Sanat ve estetik yönleri gelişmemiş insan ve yapılar daima eksik ve yetersiz kalmaya mahkumdurlar. Kültürleri ve ruhu besleyen estetik ve sanat, sadece görsel ve popülist yoruma dayalı birkaç alana sıkıştırılmış bir anlayışla algılanmamalıdır. Sanat, akla gelen tüm dallarda vardır. Edebiyat, okumak, anlamak, yorumlamak, ifade etmek, müzik, tiyatro, resim, drama, dans, sinema ve insanın estetik yönlerini destekleyen ifade tarzlarının hepsini kapsar.

Sanatta son nokta, biraz da insanın kendini gerçekleştirmesidir. Bunu Moissej Kagan’ın “Sanat bilincin bütün mekanizmalarının açılıp çalışmasını sağlar” sözü bir kez daha perçinliyor.

Eğitimin, pedagojinin ana hedefi insandır. İnsanı bütün yönleri ile geliştirmektir. Gelişim sağlanırken, sağlıklı, nitelikli ve mutlu bir yaşam için değişimle gelişim birlikte gerçekleşmelidir.

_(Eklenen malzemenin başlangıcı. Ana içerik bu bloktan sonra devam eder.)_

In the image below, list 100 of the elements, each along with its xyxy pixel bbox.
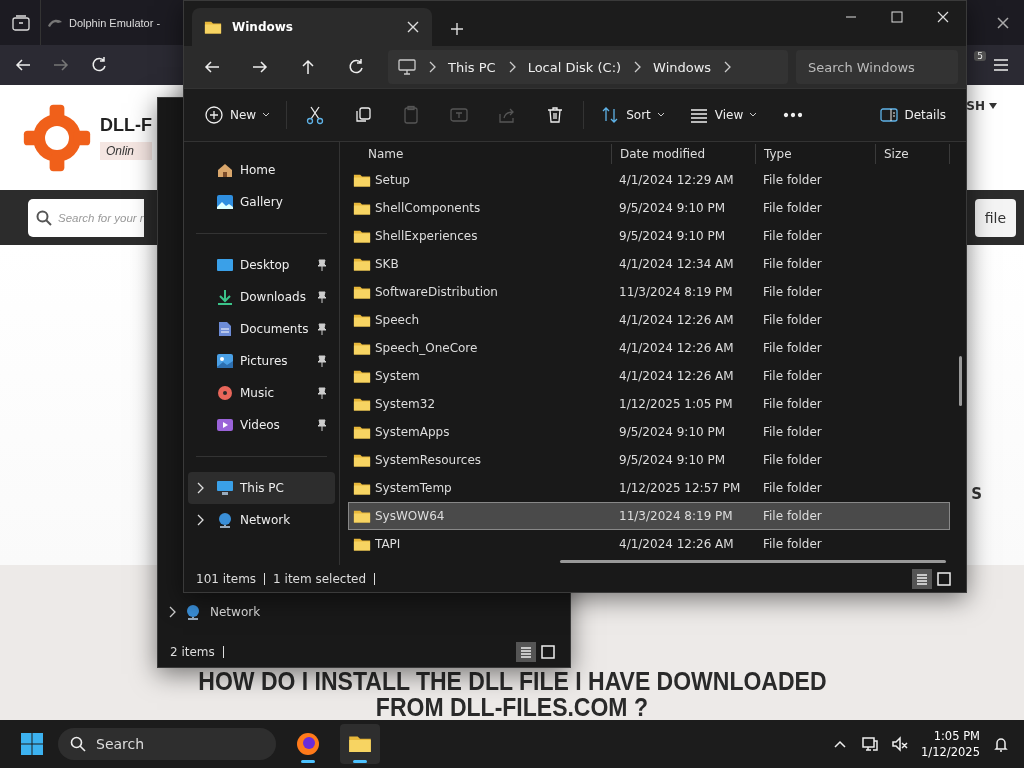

Eğitim, kültür alanında yapılan çalışmaları incelediğimizde, maalesef estetik yönün çok fazla gündeme gelmediğini görmekteyiz.

Yapılan her çalışmada, estetik kaygıları ihmal etmeden, nitelik ve niceliği birlikte geliştirmeliyiz. Tek yönlü bakış ve değerlendirmelerle, birini diğerine feda edemeyiz. Hangi alanda olursa olsun, asla ihmal edilmemesi gereken, hatta özellikle değerlendirme kriterlerinin ilk sıralarına konması gereken hususlardan birisi estetik olmalıdır.

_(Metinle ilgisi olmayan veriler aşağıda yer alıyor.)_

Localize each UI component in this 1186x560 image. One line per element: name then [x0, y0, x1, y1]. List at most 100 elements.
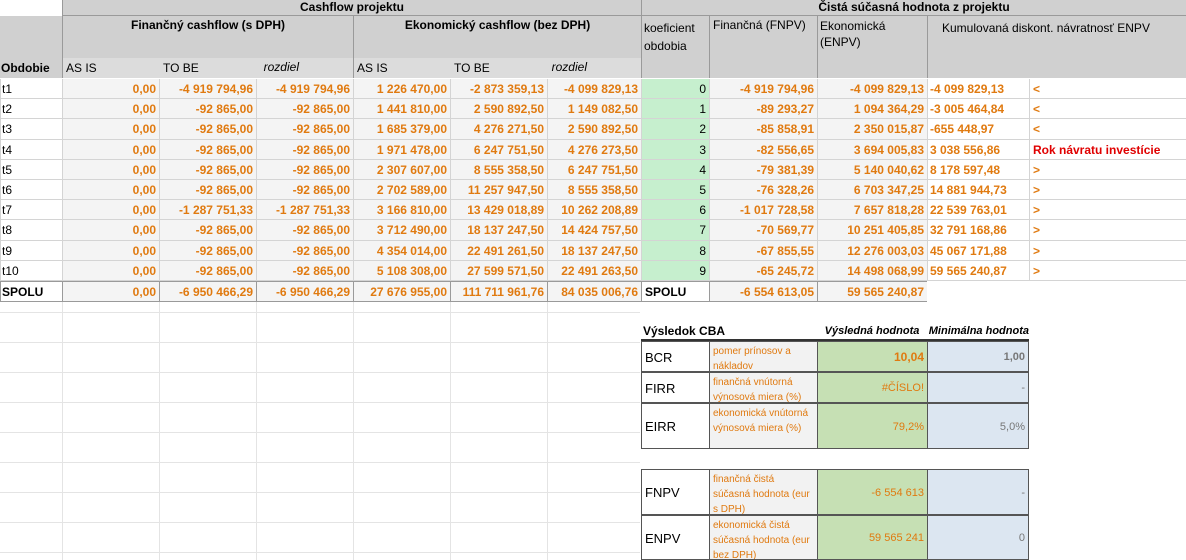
row-t1-f_roz[interactable]: -4 919 794,96: [256, 79, 353, 99]
row-t1-kum[interactable]: -4 099 829,13: [927, 79, 1029, 99]
cba-fnpv-value[interactable]: -6 554 613: [817, 469, 927, 515]
row-t2-f_tobe[interactable]: -92 865,00: [159, 99, 256, 119]
row-t3-e_asis[interactable]: 1 685 379,00: [353, 119, 450, 140]
row-t7-f_roz[interactable]: -1 287 751,33: [256, 200, 353, 220]
row-t10-f_roz[interactable]: -92 865,00: [256, 261, 353, 281]
row-t2-e_tobe[interactable]: 2 590 892,50: [450, 99, 547, 119]
row-t1-note[interactable]: <: [1029, 79, 1186, 99]
row-t2-f_asis[interactable]: 0,00: [62, 99, 159, 119]
spreadsheet-grid[interactable]: Cashflow projektu Čistá súčasná hodnota …: [0, 0, 1186, 560]
row-t5-note[interactable]: >: [1029, 160, 1186, 180]
row-t2-p[interactable]: t2: [0, 99, 62, 119]
cba-eirr-desc[interactable]: ekonomická vnútorná výnosová miera (%): [709, 403, 817, 449]
row-t3-f_roz[interactable]: -92 865,00: [256, 119, 353, 140]
row-t10-e_asis[interactable]: 5 108 308,00: [353, 261, 450, 281]
row-t5-f_asis[interactable]: 0,00: [62, 160, 159, 180]
row-t8-note[interactable]: >: [1029, 220, 1186, 241]
row-t1-p[interactable]: t1: [0, 79, 62, 99]
cba-enpv-name[interactable]: ENPV: [641, 515, 709, 560]
cba-firr-name[interactable]: FIRR: [641, 372, 709, 403]
row-t2-kum[interactable]: -3 005 464,84: [927, 99, 1029, 119]
row-t7-enpv[interactable]: 7 657 818,28: [817, 200, 927, 220]
row-t4-note[interactable]: Rok návratu investície: [1029, 140, 1186, 160]
row-t6-e_roz[interactable]: 8 555 358,50: [547, 180, 641, 200]
row-t5-enpv[interactable]: 5 140 040,62: [817, 160, 927, 180]
row-t9-e_tobe[interactable]: 22 491 261,50: [450, 241, 547, 261]
row-t7-f_tobe[interactable]: -1 287 751,33: [159, 200, 256, 220]
cba-bcr-value[interactable]: 10,04: [817, 341, 927, 372]
row-t9-enpv[interactable]: 12 276 003,03: [817, 241, 927, 261]
row-t4-e_roz[interactable]: 4 276 273,50: [547, 140, 641, 160]
row-t3-f_asis[interactable]: 0,00: [62, 119, 159, 140]
row-t10-p[interactable]: t10: [0, 261, 62, 281]
cba-eirr-value[interactable]: 79,2%: [817, 403, 927, 449]
row-t6-e_asis[interactable]: 2 702 589,00: [353, 180, 450, 200]
row-t7-note[interactable]: >: [1029, 200, 1186, 220]
row-t8-f_asis[interactable]: 0,00: [62, 220, 159, 241]
row-t6-f_asis[interactable]: 0,00: [62, 180, 159, 200]
row-t7-e_tobe[interactable]: 13 429 018,89: [450, 200, 547, 220]
row-t3-kum[interactable]: -655 448,97: [927, 119, 1029, 140]
row-t10-note[interactable]: >: [1029, 261, 1186, 281]
row-t10-f_tobe[interactable]: -92 865,00: [159, 261, 256, 281]
row-t6-e_tobe[interactable]: 11 257 947,50: [450, 180, 547, 200]
row-t6-f_roz[interactable]: -92 865,00: [256, 180, 353, 200]
row-t3-e_tobe[interactable]: 4 276 271,50: [450, 119, 547, 140]
row-t6-p[interactable]: t6: [0, 180, 62, 200]
row-t8-e_asis[interactable]: 3 712 490,00: [353, 220, 450, 241]
row-t8-enpv[interactable]: 10 251 405,85: [817, 220, 927, 241]
cba-fnpv-name[interactable]: FNPV: [641, 469, 709, 515]
cba-fnpv-desc[interactable]: finančná čistá súčasná hodnota (eur s DP…: [709, 469, 817, 515]
row-t6-kum[interactable]: 14 881 944,73: [927, 180, 1029, 200]
row-t2-k[interactable]: 1: [641, 99, 709, 119]
row-t10-kum[interactable]: 59 565 240,87: [927, 261, 1029, 281]
row-t10-enpv[interactable]: 14 498 068,99: [817, 261, 927, 281]
row-t3-p[interactable]: t3: [0, 119, 62, 140]
row-t9-fnpv[interactable]: -67 855,55: [709, 241, 817, 261]
row-t2-note[interactable]: <: [1029, 99, 1186, 119]
row-t5-f_roz[interactable]: -92 865,00: [256, 160, 353, 180]
row-t4-f_roz[interactable]: -92 865,00: [256, 140, 353, 160]
cba-result-header[interactable]: Výsledná hodnota: [817, 321, 927, 341]
row-t5-fnpv[interactable]: -79 381,39: [709, 160, 817, 180]
row-t4-f_tobe[interactable]: -92 865,00: [159, 140, 256, 160]
row-t3-fnpv[interactable]: -85 858,91: [709, 119, 817, 140]
cba-enpv-value[interactable]: 59 565 241: [817, 515, 927, 560]
row-t10-f_asis[interactable]: 0,00: [62, 261, 159, 281]
cba-title[interactable]: Výsledok CBA: [641, 321, 817, 341]
row-t9-kum[interactable]: 45 067 171,88: [927, 241, 1029, 261]
row-t5-e_asis[interactable]: 2 307 607,00: [353, 160, 450, 180]
row-t6-fnpv[interactable]: -76 328,26: [709, 180, 817, 200]
total-e_tobe[interactable]: 111 711 961,76: [450, 281, 547, 302]
row-t9-p[interactable]: t9: [0, 241, 62, 261]
row-t7-p[interactable]: t7: [0, 200, 62, 220]
row-t7-kum[interactable]: 22 539 763,01: [927, 200, 1029, 220]
row-t2-e_asis[interactable]: 1 441 810,00: [353, 99, 450, 119]
total-e_asis[interactable]: 27 676 955,00: [353, 281, 450, 302]
row-t9-f_asis[interactable]: 0,00: [62, 241, 159, 261]
row-t10-e_roz[interactable]: 22 491 263,50: [547, 261, 641, 281]
row-t2-f_roz[interactable]: -92 865,00: [256, 99, 353, 119]
row-t1-fnpv[interactable]: -4 919 794,96: [709, 79, 817, 99]
row-t2-fnpv[interactable]: -89 293,27: [709, 99, 817, 119]
row-t1-e_asis[interactable]: 1 226 470,00: [353, 79, 450, 99]
row-t1-f_tobe[interactable]: -4 919 794,96: [159, 79, 256, 99]
total-enpv[interactable]: 59 565 240,87: [817, 281, 927, 302]
row-t6-note[interactable]: >: [1029, 180, 1186, 200]
row-t8-kum[interactable]: 32 791 168,86: [927, 220, 1029, 241]
row-t2-enpv[interactable]: 1 094 364,29: [817, 99, 927, 119]
cba-enpv-desc[interactable]: ekonomická čistá súčasná hodnota (eur be…: [709, 515, 817, 560]
row-t7-e_asis[interactable]: 3 166 810,00: [353, 200, 450, 220]
row-t4-kum[interactable]: 3 038 556,86: [927, 140, 1029, 160]
row-t8-fnpv[interactable]: -70 569,77: [709, 220, 817, 241]
row-t7-e_roz[interactable]: 10 262 208,89: [547, 200, 641, 220]
cba-firr-desc[interactable]: finančná vnútorná výnosová miera (%): [709, 372, 817, 403]
row-t8-f_roz[interactable]: -92 865,00: [256, 220, 353, 241]
row-t5-f_tobe[interactable]: -92 865,00: [159, 160, 256, 180]
row-t4-k[interactable]: 3: [641, 140, 709, 160]
row-t9-e_roz[interactable]: 18 137 247,50: [547, 241, 641, 261]
row-t10-e_tobe[interactable]: 27 599 571,50: [450, 261, 547, 281]
row-t1-k[interactable]: 0: [641, 79, 709, 99]
row-t4-e_tobe[interactable]: 6 247 751,50: [450, 140, 547, 160]
row-t7-fnpv[interactable]: -1 017 728,58: [709, 200, 817, 220]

Her alanda olduğu gibi estetik kavramının da içi boşaltıldı ve anlamı saptırılmaya başlandı. Son yıllarda, Estetik denildiği zaman, pek çok kişinin aklına, cerrahların ameliyat masalarında bedenin organları üzerinde, daha farklı görünmek amaçlı yapılan oynamalar akla gelir oldu.

Estetik ve sanatın olmadığı bir alan düşünülemez. Estetik, duyusal yetkinliktir, soyut ve çok geniş bir kavramdır.

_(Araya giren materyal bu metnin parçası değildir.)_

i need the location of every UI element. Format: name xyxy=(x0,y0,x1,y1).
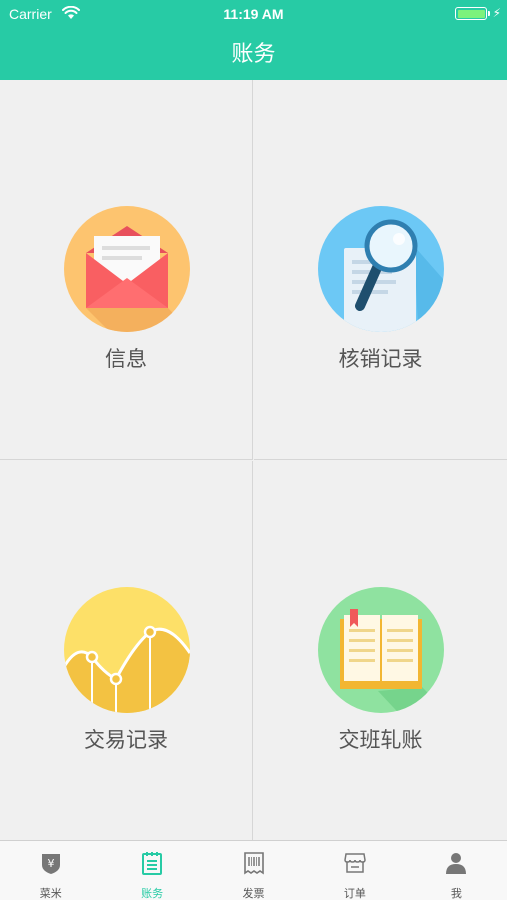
tile-shift-handover[interactable]: 交班轧账 xyxy=(254,461,507,841)
battery-cap xyxy=(488,11,490,16)
charging-icon: ⚡ xyxy=(492,6,501,20)
page-title: 账务 xyxy=(231,42,276,67)
tab-bar: ¥ 菜米 账务 发票 订单 我 xyxy=(0,840,507,900)
tile-messages[interactable]: 信息 xyxy=(0,80,253,460)
tab-label: 账务 xyxy=(141,887,164,900)
open-book-icon xyxy=(318,587,444,713)
battery-icon xyxy=(455,7,487,20)
person-icon xyxy=(446,853,467,874)
yen-shield-icon: ¥ xyxy=(41,854,60,874)
clock-time: 11:19 AM xyxy=(223,6,284,22)
menu-grid: 信息 核销记录 交易记录 交班轧账 xyxy=(0,80,507,841)
tile-verification-records[interactable]: 核销记录 xyxy=(254,80,507,460)
tab-label: 发票 xyxy=(242,887,265,900)
svg-text:¥: ¥ xyxy=(47,857,54,870)
notepad-icon xyxy=(142,852,163,875)
tab-invoice[interactable]: 发票 xyxy=(203,841,304,900)
tab-label: 菜米 xyxy=(39,887,62,900)
line-chart-icon xyxy=(64,587,190,713)
tile-label: 信息 xyxy=(105,347,147,371)
tile-label: 交班轧账 xyxy=(338,728,423,752)
tile-transaction-records[interactable]: 交易记录 xyxy=(0,461,253,841)
header: Carrier 11:19 AM ⚡ 账务 xyxy=(0,0,507,80)
tab-orders[interactable]: 订单 xyxy=(304,841,405,900)
envelope-icon xyxy=(64,206,190,332)
status-bar: Carrier 11:19 AM ⚡ xyxy=(0,0,507,28)
tab-accounts[interactable]: 账务 xyxy=(101,841,202,900)
tab-label: 订单 xyxy=(343,887,366,900)
tab-caimi[interactable]: ¥ 菜米 xyxy=(0,841,101,900)
magnifier-document-icon xyxy=(318,206,444,332)
storefront-icon xyxy=(344,853,366,873)
tile-label: 交易记录 xyxy=(84,728,168,752)
barcode-receipt-icon xyxy=(243,852,264,875)
tab-label: 我 xyxy=(450,887,462,900)
tab-me[interactable]: 我 xyxy=(406,841,507,900)
tile-label: 核销记录 xyxy=(338,347,423,371)
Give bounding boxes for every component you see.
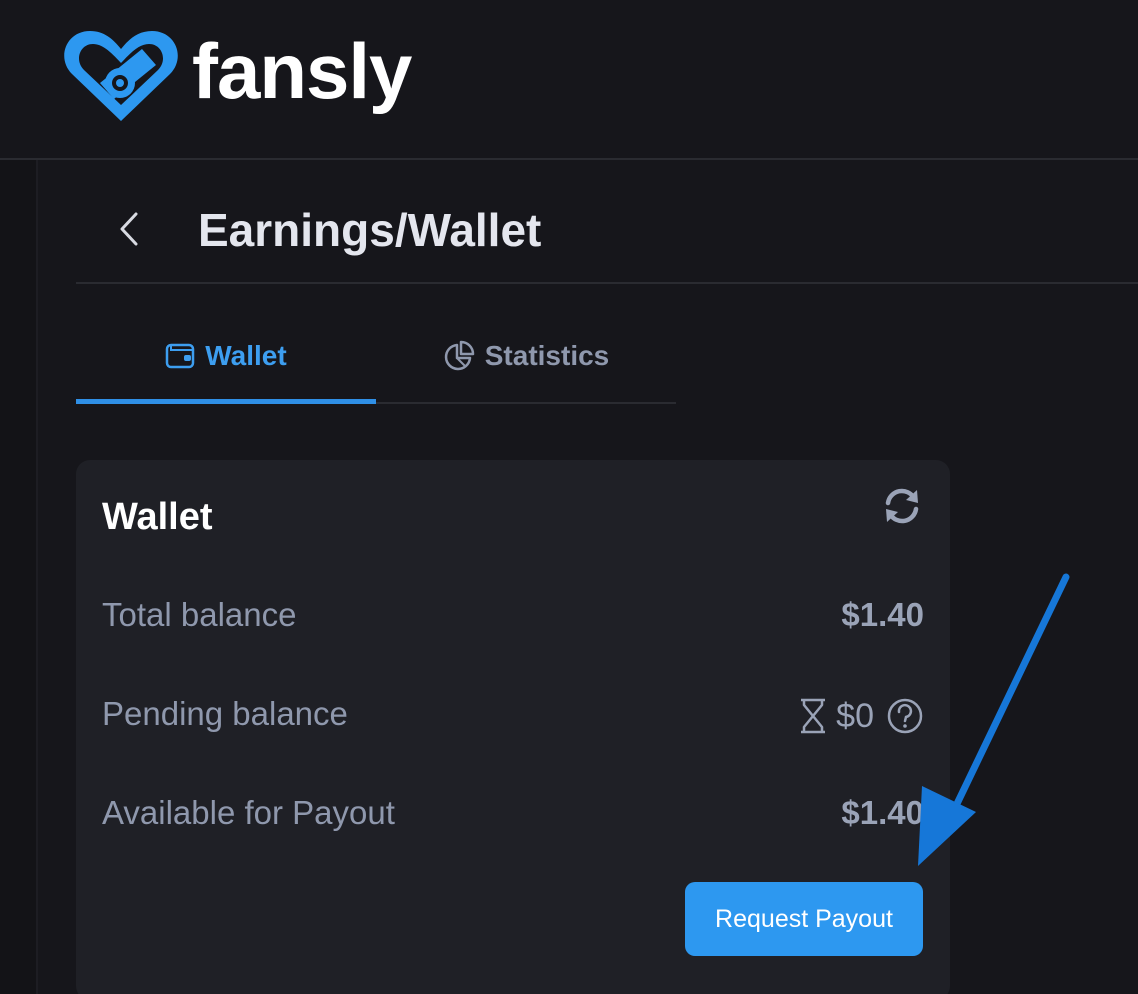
pending-balance-label: Pending balance bbox=[102, 695, 348, 732]
available-payout-value: $1.40 bbox=[841, 794, 924, 831]
chevron-left-icon bbox=[120, 212, 138, 246]
request-payout-button[interactable]: Request Payout bbox=[685, 882, 923, 956]
refresh-icon bbox=[885, 488, 919, 524]
active-tab-indicator bbox=[76, 399, 376, 404]
pending-balance-value: $0 bbox=[836, 696, 874, 735]
wallet-icon bbox=[166, 343, 195, 369]
fansly-logo-icon[interactable] bbox=[60, 25, 182, 125]
available-payout-label: Available for Payout bbox=[102, 794, 395, 831]
sidebar-shade bbox=[0, 160, 36, 994]
site-header: fansly bbox=[0, 0, 1138, 160]
tab-wallet[interactable]: Wallet bbox=[76, 310, 376, 402]
wallet-card: Wallet Total balance $1.40 Pending balan… bbox=[76, 460, 950, 994]
total-balance-value: $1.40 bbox=[841, 596, 924, 633]
content-border bbox=[36, 160, 38, 994]
page-title: Earnings/Wallet bbox=[198, 204, 542, 256]
pie-chart-icon bbox=[444, 340, 474, 371]
tab-statistics[interactable]: Statistics bbox=[376, 310, 676, 402]
card-title: Wallet bbox=[102, 496, 213, 538]
brand-name: fansly bbox=[192, 27, 412, 115]
question-icon[interactable] bbox=[886, 697, 924, 735]
total-balance-label: Total balance bbox=[102, 596, 297, 633]
pending-balance-group: $0 bbox=[798, 693, 924, 739]
tab-bar: Wallet Statistics bbox=[76, 310, 676, 404]
page: fansly Earnings/Wallet Wallet Statistics bbox=[0, 0, 1138, 994]
hourglass-icon bbox=[801, 698, 826, 734]
tab-wallet-label: Wallet bbox=[205, 340, 287, 371]
title-divider bbox=[76, 282, 1138, 284]
refresh-button[interactable] bbox=[880, 486, 924, 526]
back-button[interactable] bbox=[106, 204, 152, 254]
tab-statistics-label: Statistics bbox=[484, 340, 610, 371]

İnsanın his, duygu ve duyu organları ile yaratılış, varoluş, yaşayış ve gerçeklikteki güzelliği görmek, değerlendirmek, algılamak, kavramaktır.

Estetik, güzeli görmek, anlamak, tanımlamak, bulmak ve yaşamak için duygulara yol gösterir. Sanat eserlerindeki güzellik olarak tanımlanarak sınırlandırılsa da, estetik; insan yaşamının ve yaşantısının her alanında, ayrıntısında vardır. Her türlü çalışmada estetik düşünce ve kaygıları göz önünde bulundurarak, sadece bu günü değil, yarınları da düşünerek doğru adımlar atılmalıdır.

POPÜLER OLAN GÜZEL, GÜZEL KABUL EDİLEN ESTETİK MİDİR?

Eğer bir şey göze güzel görünüyor ve sunumu nefsanî duygularımıza hitap ediyorsa iyidir (?). Cazip olarak sunulan, güzel kabul edilen hareketleri yapanlar daha başarılı, daha güçlü, daha kaliteli ve iyi olarak algılanır hale gelmeye başladı. Değişik ülkeler ve coğrafyalarda yapılan araştırma sonuçlarına baktığımızda, güzel/yakışıklı yapılı/kaslı insanların, daha zeki ve daha iyi olarak algılandığını ve ona göre tavır geliştirildiğini ortaya koyuyor. Bu yaklaşımlar, genelleme ve yargılar sadece insanlar için değil, yapılar, yapılanmalar, olaylar ve nesneler için de geçerli olur hale geldi. Öyle ki; türü, cinsi dokusu ne olursa olsun, bir olayın veya nesnenin, popüler kültüre göre güzel olarak gösterilmesi, onun cazibesini, kabul edilirliğini artırıyor ve değerli olarak algılanmasını sağlıyor.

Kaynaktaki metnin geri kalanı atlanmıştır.